BFI LONDON FILM FESTIVAL: Part documentary, part music video, part amateur theatre… zero percent cinema. It doesn’t intend to be the former three but it does hope to be the latter. Lev Kalman and Whitney Horn’s L for Leisure is a rather bizarre experiment but not necessarily an outlandish one. It’s formed of episodic vignettes set across the globe during particular American holidays in late 1992 and early 1993. They follow college kids relaxing and partying alone or together while they muse upon their studies.
However, it’s a deliberately stilted film. If it were to be taken purely at face value – this would be abysmal. You have to assume that the performances are intentionally caricaturesque and it’s operating on a desert-dry sense of irony. Taken on that level, the film is hilarious. While there are miniscule fragments of stories that don’t lead or need to lead anywhere, the film’s dialogue is comprised of pseudo-intellectual conversations and thought processes. It wants to be a study of the relationship between leisure and profession (in this case, potential profession) but it doesn’t quite succeed.
Sometime it is relatable and thought provoking – particularly a brief poignant anxiety about not being good enough to execute your own artistic ideas – but other philosophies breach absurdist levels with how many straws they grasp. This is mostly due to how they’re delivered unemotionally and insincerely. Frankly, non-actor cast or not, it’s pornography grade acting. Not even a poor student film quality. It’s actually kind of better for it, because the script would feel much more obnoxious taken more seriously, instead opting for this odd bewildering atmosphere. It results in quite a dreamy mood, perhaps reflecting the uncertainty of the ideas.
That wistful aspect is certainly bolstered by its astounding original electronic soundtrack composed by John Atkinson. Part contemporary, part 90s nostalgic, it’s simply too good for the film and not just in its production value. It doesn’t gel with the image nor reflect a character’s perspective. While the creative choice to shoot on 16mm film does have its homemade charm, it sacrifices a lot of the cinematic atmosphere and it feels as cheap as the film itself was to make.

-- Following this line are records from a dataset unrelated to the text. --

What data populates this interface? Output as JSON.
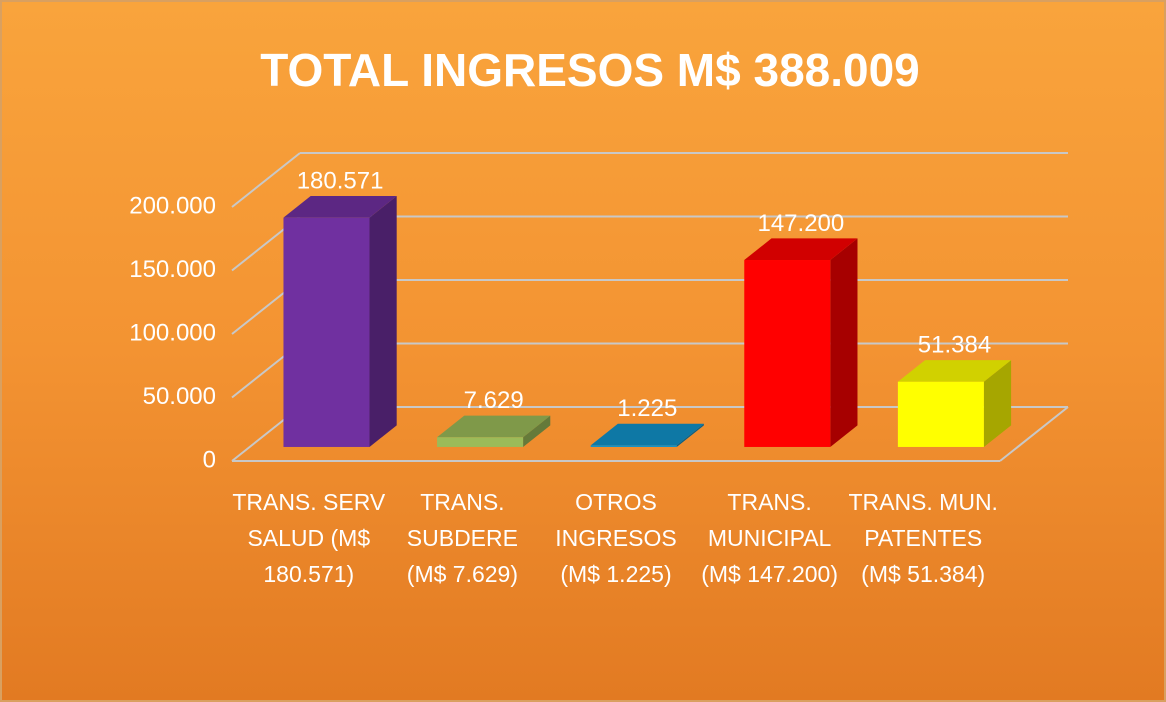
{
  "chart_data": {
    "type": "bar3d",
    "title": "TOTAL INGRESOS M$ 388.009",
    "categories": [
      "TRANS. SERV SALUD (M$ 180.571)",
      "TRANS. SUBDERE (M$ 7.629)",
      "OTROS INGRESOS (M$ 1.225)",
      "TRANS. MUNICIPAL (M$ 147.200)",
      "TRANS. MUN. PATENTES (M$ 51.384)"
    ],
    "values": [
      180571,
      7629,
      1225,
      147200,
      51384
    ],
    "value_labels": [
      "180.571",
      "7.629",
      "1.225",
      "147.200",
      "51.384"
    ],
    "colors": [
      "#7030a0",
      "#9bbb59",
      "#1192c9",
      "#ff0000",
      "#ffff00"
    ],
    "ylim": [
      0,
      200000
    ],
    "yticks": [
      0,
      {
        "value": 50000,
        "label": "50.000"
      },
      {
        "value": 100000,
        "label": "100.000"
      },
      {
        "value": 150000,
        "label": "150.000"
      },
      {
        "value": 200000,
        "label": "200.000"
      }
    ],
    "grid": true
  }
}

This is a melting pot of a lot of different things that just won’t mix – but it’s not necessarily an example of trying and failing, it’s just an unusual direction that will click with very few. Even though I was initially repelled by the clumsiness, vagueness and blatant superficiality of its style and script, I couldn’t help but be drawn in, even if just out of morbid curiosity. At the very least, if your sense of humour can fit in sync with its satirical nature, then it’s entertaining enough on that level to pull you through. It’s just really difficult to tell whether it’s in on the joke or not.
L for Leisure is the type of film where you can’t decide whether it’s dumb or brilliant. This is a bit of both, and its genuine awfulness and ironic awfulness balance out to an interesting and average quality movie, with certain compliments and reservations. It’s worth watching for its short length (just shy of 70 minutes) if you’re a fan of college films such as Harmony Korine’s Spring Breakers or Richard Linklater’s Dazed and Confused and films of their thematic ilk. Though perhaps this is too light of a portion for what it could have served.